Accueil Tour d'horizonEntretiens « Sous les deux mandatures précédentes, rien n’a été fait pour lutter contre l’artificialisation des sols »

« Sous les deux mandatures précédentes, rien n’a été fait pour lutter contre l’artificialisation des sols »

par Johan Bataille-Finet
Temps de lecture : 3 minutes

Alors que l’Assemblée nationale vient de voter le projet de loi « Climat et résilience », issu des travaux de la Convention citoyenne pour le climat, Jean-Luc Fugit, député LREM du Rhône, répond aux principales critiques de l’opposition. Il revient sur la polémique autour des mesures contre l’artificialisation des sols et évoque les questions de pollution en tant que président du Conseil national de l’air.

Propos recueillis par Sébastien Fournier

Le projet de loi comporte des avancées mais beaucoup reprochent son manque d’ambition. Vous entendez ces critiques ?

Certains reprochent le manque d’ambition et d’autres que nous allons trop loin, de mettre à mal l’industrie automobile par exemple. C’est la facilité de l’indignation. En réalité, nous mettons en place une écologie de l’action. Une écologie du concret en matière de consommation, de mobilité, de logement, d’urbanisme notamment. Dans ce texte, nous avons essayé de rendre possible la mise en œuvre des mesures proposées par la Convention citoyenne pour le climat. Et nous en avons ajouté d’autres. Vous savez, en matière d’écologie, on peut faire de grandes déclarations mais il importe d’être concret. Et être concret, ça veut dire imaginer des processus d’accompagnement. C’est ce que nous faisons. Mais il y a toujours un jeu politique. Il ne vous a pas échappé que nous sommes à l’approche d’élections locales et d’enjeux nationaux…

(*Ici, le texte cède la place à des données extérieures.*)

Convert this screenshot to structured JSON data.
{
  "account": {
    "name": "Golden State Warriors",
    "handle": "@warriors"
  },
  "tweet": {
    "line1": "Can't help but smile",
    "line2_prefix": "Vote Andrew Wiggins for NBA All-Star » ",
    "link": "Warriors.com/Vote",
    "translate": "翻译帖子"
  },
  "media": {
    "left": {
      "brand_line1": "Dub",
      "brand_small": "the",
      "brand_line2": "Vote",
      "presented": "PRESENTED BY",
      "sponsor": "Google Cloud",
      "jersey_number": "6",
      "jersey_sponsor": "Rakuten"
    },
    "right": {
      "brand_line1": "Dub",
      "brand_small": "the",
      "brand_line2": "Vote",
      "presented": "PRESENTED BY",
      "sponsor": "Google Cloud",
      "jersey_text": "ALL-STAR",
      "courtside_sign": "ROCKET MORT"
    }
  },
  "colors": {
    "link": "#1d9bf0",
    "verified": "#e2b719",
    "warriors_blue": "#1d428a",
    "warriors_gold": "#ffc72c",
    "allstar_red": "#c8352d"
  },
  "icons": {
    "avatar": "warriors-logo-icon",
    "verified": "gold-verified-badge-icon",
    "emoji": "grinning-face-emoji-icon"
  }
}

Le texte fait l’impasse sur plusieurs propositions de la convention citoyenne, vous en convenez ?

Pour une raison simple, certaines propositions ne relevaient pas de la loi mais du réglementaire. D’autres concernaient par ailleurs l’international. Il est donc normal de ne pas toutes les retrouver dans la loi. J’ajoute que certaines mesures sont prévues dans le projet de loi de finances. Nous n’allions donc pas les reprendre dans le texte dont nous parlons. La convention citoyenne a été un extraordinaire exercice de démocratie participative mais maintenant il y a le travail parlementaire. Le texte est encore en cours d’examen, il peut encore évoluer.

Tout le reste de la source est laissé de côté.